Num ano repleto de turbulências, o destino da taxa de câmbio foi a maior inquietação econômica no Brasil. Muito antes da crise cambial do Sudeste Asiático, as preocupações de analistas e, por fim, até mesmo do governo, voltaram-se para o desequilíbrio das contas externas.
Quando o pânico nos mercados de ações e de moedas tornou-se generalizado, no final de outubro, não houve alternativa senão puxar rapidamente o freio, dobrando os juros, aumentando os impostos e reduzindo os gastos. Teve início um esforço, até agora bem-sucedido, de evitar que a economia brasileira sofra o mesmo tipo de ataque especulativo ainda em curso nos mercados asiáticos.
Na prática, portanto, a "prova dos nove" da política econômica brasileira ainda não aconteceu.
O governo queria mais tempo para provar que a alta nas importações, mediante complexos encadeamentos na estrutura produtiva, acabaria por se converter em mais exportações, fruto da modernização da economia e da expansão dos investimentos estrangeiros.
Os críticos, serenos, paranóicos ou catastrofistas, foram ao menos em parte vitoriosos. Não houve tempo hábil e as advertências sobre a instabilidade financeira global mostraram-se acertadas. A globalização é inevitável, mas não é confiável.
Mas, ao menos por ora, erraram os que previram o colapso da taxa cambial brasileira. O governo deu uma firme demonstração de compromisso com a estabilidade, preferindo sacrificar investimentos, produção e empregos a arredar pé do modelo conhecido como "âncora cambial".
O que talvez falte nesse debate ainda inconcluso sobre a consistência e a sustentabilidade do real é uma consciência mais clara dos desequilíbrios internos que também vão surgindo e se aprofundando em nome da estabilização da inflação.
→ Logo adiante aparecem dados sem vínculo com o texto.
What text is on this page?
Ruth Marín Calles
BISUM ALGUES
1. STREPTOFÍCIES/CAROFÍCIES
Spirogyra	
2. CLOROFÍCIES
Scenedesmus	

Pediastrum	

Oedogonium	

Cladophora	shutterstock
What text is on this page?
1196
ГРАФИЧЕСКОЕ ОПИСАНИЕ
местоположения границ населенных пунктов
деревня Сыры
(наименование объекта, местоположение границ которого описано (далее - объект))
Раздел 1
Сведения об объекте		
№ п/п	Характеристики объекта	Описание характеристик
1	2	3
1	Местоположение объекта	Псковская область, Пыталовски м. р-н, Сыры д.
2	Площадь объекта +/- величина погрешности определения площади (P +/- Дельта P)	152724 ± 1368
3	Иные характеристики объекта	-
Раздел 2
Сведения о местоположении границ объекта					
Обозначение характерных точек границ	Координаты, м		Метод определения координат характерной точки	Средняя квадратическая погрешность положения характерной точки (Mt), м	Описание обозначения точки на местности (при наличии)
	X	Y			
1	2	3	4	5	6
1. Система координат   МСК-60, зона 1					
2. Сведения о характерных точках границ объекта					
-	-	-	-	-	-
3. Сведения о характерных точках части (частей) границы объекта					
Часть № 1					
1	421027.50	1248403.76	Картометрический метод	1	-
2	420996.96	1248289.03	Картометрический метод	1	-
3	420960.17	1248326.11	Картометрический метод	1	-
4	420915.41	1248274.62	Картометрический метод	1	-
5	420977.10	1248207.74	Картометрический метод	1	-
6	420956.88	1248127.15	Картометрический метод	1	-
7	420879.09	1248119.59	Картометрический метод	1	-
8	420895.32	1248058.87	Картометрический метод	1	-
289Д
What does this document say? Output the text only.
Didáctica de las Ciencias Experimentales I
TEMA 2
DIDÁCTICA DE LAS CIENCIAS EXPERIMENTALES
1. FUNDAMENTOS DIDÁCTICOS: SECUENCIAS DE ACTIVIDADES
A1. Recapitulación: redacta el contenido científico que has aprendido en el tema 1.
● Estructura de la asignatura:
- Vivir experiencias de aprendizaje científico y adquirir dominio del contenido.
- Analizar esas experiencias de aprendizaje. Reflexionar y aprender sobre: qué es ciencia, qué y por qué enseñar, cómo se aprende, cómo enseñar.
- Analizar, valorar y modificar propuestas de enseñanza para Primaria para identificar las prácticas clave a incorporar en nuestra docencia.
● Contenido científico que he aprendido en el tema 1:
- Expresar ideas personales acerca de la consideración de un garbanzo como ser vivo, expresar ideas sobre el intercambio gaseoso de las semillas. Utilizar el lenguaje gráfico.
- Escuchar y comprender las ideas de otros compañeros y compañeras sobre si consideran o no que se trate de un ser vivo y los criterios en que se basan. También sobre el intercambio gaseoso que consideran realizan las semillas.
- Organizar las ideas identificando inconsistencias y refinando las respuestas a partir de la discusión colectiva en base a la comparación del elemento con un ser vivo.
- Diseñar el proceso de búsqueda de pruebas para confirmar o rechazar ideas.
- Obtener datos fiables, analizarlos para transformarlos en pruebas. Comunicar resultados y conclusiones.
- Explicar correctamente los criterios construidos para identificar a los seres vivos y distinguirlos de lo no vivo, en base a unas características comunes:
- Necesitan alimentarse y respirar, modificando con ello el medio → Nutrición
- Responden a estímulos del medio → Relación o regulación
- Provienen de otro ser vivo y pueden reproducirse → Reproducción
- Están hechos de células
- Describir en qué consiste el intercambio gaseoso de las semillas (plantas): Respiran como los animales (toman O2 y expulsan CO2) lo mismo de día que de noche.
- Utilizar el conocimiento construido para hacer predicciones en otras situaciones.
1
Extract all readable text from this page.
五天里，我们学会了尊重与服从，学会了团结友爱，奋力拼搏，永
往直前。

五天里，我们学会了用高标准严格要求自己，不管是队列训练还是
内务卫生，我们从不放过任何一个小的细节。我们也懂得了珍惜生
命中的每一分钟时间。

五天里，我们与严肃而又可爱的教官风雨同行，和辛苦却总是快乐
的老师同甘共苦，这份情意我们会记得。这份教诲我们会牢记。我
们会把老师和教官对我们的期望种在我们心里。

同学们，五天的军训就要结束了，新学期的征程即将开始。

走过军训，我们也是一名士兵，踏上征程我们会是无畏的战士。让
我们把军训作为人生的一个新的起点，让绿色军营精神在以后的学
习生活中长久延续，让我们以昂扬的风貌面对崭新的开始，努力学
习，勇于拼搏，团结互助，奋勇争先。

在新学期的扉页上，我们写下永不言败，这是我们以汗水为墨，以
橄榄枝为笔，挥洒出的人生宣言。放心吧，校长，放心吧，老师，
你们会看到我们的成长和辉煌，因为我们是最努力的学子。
Assim como o déficit comercial tornou-se um indicador fundamental e alarmante da solvência externa do país, a dívida pública interna vem assumindo proporções talvez até mais preocupantes. O total de papéis públicos federais (do Tesouro Nacional e do Banco Central) no mercado passou de menos de 10% para quase 26% do PIB. Se forem incluídas as dívidas estaduais e municipais, o quadro é ainda mais grave.
É, literalmente, a outra face da moeda. Para atrair os dólares com os quais financiou o déficit comercial e viabilizou a estabilidade de preços, o governo elevou os juros. Os dólares entraram no país, convertendo-se em reais que, por sua vez, ficaram abrigados sob a forma de dívida pública. Não há economista no mundo capaz de argumentar em favor de uma política de estabilização que, ao longo dos anos, não consiga estancar tamanhos saltos no endividamento público. Desculpáveis ou necessários no início da estabilização, eles tornam-se um estorvo insuportável com o passar do tempo.
A necessária privatização, que vem ocorrendo em setores outrora considerados estratégicos, tende a assumir os contornos de uma vitória de Pirro, em face da dimensão colossal que vai assumindo a dívida pública.
Para salvar a moeda, o governo elevou ainda mais os juros, impondo freios à atividade econômica. Mas essas providências apenas agravam os custos do endividamento e, num ambiente de arrecadação de impostos declinante, podem até mesmo aumentar as necessidades de financiamento do setor público.
Constata-se mais uma vez, portanto, que a defesa da estabilidade no curto prazo vai criando uma série de inconsistências a médio e longo prazos. Essa é a verdadeira corrida do real contra o tempo. O problema cambial, em si mesmo grave e muito complexo, está indissoluvelmente ligado ao nó que continua sufocando as contas públicas. Infelizmente, ainda não surgiu uma fórmula ou um líder capaz de desatá-lo.